By Brandon Barford
October 20, 2014 at 5:00 am ET
This past week saw three new developments that have excited the affordable housing advocacy community. First, it was reported that the Federal Housing Administration (FHA) is beginning deliberations regarding whether it should reduce the annual mortgage insurance fees charged to consumers in an attempt to expand access to mortgage credit for first time and low- and moderate-income home buyers. An expected November report outlining the state of the mutual mortgage insurance fund is likely to show that its solvency has improved faster than expected, which housing advocates and many within the agency are using as impetus to lower the fees which have increased several times since 2010.
Second, Secretary of Housing and Urban Development Julian Castro made an off the cuff remark at an event on Thursday that he believed Federal Housing Finance Agency (FHFA) Director Mel Watt will begin to “kick start” the affordable housing trust funds in the near future. These funds, the National Housing Trust Fund and the Capital Magnet Fund, were authorized in the crisis-era Housing and Economic Recovery Act but have never been capitalized because Fannie Mae and Freddie Mac (the GSEs) were taken into conservatorship before any money could be transferred. Former Acting FHFA Director Ed DeMarco then refused to capitalize the funds during his long tenure.
Third, there is increasing chatter that Watt will soon announce changes to FHFA policy regarding its practice of requiring lender repurchase, or “buy back,” of failing mortgage loans guaranteed by Fannie Mae and Freddie Mac as well as issue a request for comment regarding the risks and benefits of the GSEs purchasing and providing guarantees to loans with as little as a three percent downpayment. More clarity and loosened enforcement of buy back rules are meant to encourage lenders to expand credit to individuals with a less than pristine credit history and lower incomes. Reducing the minimum downpayment requirement would also allow the GSEs to use their size and scale to take pressure off of the FHA as the largest provider of mortgage credit guarantees for low-downpayment loans.
Although each of these actions concern separate spheres of housing finance policy, they collectively point to continued efforts by the Obama administration to expand access to credit and affordable housing. They also show that the current crop of appointees led by Watt and Castro are determined to maintain a robust federal government role in the housing finance system for at least the next two years. In their minds, if reform is not possible through legislation, then they intend to make the best of the status quo and use it to benefit their target constituencies — low- to moderate income households and communities of color.

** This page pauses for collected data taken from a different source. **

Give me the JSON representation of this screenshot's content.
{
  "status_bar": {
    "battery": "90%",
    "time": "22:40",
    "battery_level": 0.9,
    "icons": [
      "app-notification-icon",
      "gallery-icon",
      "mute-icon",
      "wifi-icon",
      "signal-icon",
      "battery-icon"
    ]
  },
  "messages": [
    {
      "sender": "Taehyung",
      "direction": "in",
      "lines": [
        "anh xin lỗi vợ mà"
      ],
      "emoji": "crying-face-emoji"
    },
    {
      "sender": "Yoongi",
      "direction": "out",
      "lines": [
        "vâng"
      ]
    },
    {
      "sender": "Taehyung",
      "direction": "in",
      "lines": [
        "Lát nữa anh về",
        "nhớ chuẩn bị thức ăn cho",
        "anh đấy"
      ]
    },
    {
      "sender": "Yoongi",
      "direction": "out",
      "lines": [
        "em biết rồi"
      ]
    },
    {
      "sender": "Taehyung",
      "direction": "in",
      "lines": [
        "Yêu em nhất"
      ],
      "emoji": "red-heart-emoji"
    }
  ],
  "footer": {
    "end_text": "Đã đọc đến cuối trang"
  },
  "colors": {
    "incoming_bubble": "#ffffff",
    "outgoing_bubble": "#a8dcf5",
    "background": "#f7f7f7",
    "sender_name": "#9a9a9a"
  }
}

The potential moves by FHFA and FHA also have brought to light a subtle split over how to address the current restricted credit environment — banks are primarily asking for reduced regulation and legal safe harbors to offer more credit, but many activists are urging that the lending rules remain in their current strict form and believe that it is in large part an economic problem that is preventing expansion — hence the emphasis on the government reducing its fees and allowing reduced downpayments. How to balance this tension will be a key question for the successor of FHA Commissioner Carol Galante, who is stepping down at year end. In the meantime, we expect that today’s (October 20th) joint appearance by Castro and Watt at the Mortgage Bankers Association conference will offer more details on many of these developments.